BiTraP: Bi-directional Pedestrian Trajectory Prediction with Multi-modal Goal Estimation
This work addresses trajectory prediction for autonomous driving and robot navigation, offering incremental improvements in accuracy for collision avoidance and navigation systems.
The paper tackled the problem of accumulated errors in long-term pedestrian trajectory prediction by proposing BiTraP, a goal-conditioned bi-directional method based on CVAE, which improved accuracy by ~10-50% over state-of-the-art results in both first-person and bird's-eye view scenarios.

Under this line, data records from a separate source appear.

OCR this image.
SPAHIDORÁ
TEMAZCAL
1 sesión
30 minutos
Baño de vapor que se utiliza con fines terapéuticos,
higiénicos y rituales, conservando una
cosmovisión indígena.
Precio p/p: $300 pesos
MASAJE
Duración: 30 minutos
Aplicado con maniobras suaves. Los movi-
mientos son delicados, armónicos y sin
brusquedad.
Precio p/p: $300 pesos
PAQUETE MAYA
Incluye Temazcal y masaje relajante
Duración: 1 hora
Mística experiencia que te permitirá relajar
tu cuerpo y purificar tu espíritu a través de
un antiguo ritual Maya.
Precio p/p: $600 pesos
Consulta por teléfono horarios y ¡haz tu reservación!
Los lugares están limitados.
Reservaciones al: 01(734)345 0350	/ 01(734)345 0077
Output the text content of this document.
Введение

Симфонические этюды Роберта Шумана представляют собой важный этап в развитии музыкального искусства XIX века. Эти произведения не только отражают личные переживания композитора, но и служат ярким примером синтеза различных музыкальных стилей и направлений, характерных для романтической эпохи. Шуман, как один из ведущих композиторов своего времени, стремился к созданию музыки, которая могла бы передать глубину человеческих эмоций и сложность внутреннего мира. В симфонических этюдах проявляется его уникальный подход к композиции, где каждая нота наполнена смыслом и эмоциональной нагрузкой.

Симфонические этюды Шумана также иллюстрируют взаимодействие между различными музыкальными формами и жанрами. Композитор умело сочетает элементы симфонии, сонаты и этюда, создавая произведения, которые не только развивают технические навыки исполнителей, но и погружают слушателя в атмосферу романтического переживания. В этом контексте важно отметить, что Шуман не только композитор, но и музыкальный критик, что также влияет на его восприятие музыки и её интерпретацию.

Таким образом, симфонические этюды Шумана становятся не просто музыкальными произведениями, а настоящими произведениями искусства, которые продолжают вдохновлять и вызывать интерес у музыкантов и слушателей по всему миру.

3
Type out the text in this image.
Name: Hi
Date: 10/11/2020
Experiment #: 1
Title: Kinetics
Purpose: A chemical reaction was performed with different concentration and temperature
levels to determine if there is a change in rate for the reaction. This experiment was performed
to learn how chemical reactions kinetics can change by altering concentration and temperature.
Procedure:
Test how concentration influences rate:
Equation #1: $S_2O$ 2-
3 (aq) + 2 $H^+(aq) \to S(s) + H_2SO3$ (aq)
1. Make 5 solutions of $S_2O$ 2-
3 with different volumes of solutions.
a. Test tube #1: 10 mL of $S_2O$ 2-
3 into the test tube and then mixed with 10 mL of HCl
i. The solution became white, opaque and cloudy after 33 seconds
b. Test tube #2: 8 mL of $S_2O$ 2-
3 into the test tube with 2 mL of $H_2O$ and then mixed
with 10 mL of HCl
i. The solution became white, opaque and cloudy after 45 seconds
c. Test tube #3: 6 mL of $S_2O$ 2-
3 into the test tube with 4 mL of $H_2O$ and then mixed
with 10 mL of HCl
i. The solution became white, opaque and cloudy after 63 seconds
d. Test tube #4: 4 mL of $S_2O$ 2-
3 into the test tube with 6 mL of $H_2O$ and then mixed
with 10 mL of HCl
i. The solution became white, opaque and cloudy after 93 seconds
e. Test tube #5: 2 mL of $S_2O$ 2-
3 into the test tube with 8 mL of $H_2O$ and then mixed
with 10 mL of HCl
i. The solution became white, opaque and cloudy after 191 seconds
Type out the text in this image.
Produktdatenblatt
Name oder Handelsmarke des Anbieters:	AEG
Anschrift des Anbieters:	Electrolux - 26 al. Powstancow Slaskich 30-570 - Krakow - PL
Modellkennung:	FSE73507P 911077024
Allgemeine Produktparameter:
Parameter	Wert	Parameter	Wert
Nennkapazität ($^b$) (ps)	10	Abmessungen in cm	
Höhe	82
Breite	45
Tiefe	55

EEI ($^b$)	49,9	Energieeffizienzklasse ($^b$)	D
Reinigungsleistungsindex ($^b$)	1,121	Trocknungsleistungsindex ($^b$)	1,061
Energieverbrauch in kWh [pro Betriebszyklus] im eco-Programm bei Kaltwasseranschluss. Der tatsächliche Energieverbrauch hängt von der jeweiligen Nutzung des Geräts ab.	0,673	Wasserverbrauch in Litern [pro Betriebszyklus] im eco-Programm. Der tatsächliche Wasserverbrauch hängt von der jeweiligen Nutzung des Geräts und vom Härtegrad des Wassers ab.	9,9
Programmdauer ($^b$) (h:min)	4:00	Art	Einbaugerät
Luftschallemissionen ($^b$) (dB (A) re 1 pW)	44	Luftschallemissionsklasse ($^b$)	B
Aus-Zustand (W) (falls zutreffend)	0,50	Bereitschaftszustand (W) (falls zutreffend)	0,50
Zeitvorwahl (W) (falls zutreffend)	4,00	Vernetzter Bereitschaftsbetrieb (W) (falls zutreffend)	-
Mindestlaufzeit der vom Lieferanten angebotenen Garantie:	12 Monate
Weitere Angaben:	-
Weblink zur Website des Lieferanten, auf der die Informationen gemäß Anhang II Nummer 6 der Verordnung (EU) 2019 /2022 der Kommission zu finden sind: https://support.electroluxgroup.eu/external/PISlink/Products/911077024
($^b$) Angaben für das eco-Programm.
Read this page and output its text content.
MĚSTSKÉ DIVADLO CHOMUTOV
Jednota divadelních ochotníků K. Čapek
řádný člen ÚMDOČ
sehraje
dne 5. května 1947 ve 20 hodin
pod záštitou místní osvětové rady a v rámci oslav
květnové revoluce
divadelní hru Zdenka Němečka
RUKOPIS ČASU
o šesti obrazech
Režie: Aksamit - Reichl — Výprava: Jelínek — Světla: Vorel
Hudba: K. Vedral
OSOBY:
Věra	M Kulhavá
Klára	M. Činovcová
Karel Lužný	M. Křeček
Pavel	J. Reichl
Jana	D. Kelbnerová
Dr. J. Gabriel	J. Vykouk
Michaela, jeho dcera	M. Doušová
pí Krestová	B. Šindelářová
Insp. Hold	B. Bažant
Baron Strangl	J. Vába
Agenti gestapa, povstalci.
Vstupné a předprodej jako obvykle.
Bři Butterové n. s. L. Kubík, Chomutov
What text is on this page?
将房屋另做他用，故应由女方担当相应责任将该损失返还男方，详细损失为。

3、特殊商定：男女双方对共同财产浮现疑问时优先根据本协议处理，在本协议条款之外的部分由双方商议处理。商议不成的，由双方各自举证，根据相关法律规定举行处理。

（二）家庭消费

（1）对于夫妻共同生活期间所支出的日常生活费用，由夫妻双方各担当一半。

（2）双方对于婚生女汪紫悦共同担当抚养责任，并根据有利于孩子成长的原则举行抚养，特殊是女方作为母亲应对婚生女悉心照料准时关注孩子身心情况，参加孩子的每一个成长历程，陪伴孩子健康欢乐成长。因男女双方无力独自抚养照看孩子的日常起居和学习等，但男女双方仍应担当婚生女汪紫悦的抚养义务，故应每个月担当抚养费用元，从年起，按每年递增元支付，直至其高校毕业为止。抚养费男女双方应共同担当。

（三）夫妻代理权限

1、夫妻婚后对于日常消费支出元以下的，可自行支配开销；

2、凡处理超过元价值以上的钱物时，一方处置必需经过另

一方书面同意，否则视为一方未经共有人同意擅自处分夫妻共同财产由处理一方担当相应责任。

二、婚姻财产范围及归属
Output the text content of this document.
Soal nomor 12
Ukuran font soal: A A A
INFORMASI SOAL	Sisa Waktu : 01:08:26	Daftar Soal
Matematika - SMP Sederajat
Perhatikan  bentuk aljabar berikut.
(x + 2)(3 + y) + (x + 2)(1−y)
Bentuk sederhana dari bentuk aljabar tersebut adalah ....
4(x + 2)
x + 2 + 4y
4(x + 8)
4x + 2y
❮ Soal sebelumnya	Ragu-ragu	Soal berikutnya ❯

Pedestrian trajectory prediction is an essential task in robotic applications such as autonomous driving and robot navigation. State-of-the-art trajectory predictors use a conditional variational autoencoder (CVAE) with recurrent neural networks (RNNs) to encode observed trajectories and decode multi-modal future trajectories. This process can suffer from accumulated errors over long prediction horizons (>=2 seconds). This paper presents BiTraP, a goal-conditioned bi-directional multi-modal trajectory prediction method based on the CVAE. BiTraP estimates the goal (end-point) of trajectories and introduces a novel bi-directional decoder to improve longer-term trajectory prediction accuracy. Extensive experiments show that BiTraP generalizes to both first-person view (FPV) and bird's-eye view (BEV) scenarios and outperforms state-of-the-art results by ~10-50%. We also show that different choices of non-parametric versus parametric target models in the CVAE directly influence the predicted multi-modal trajectory distributions. These results provide guidance on trajectory predictor design for robotic applications such as collision avoidance and navigation systems.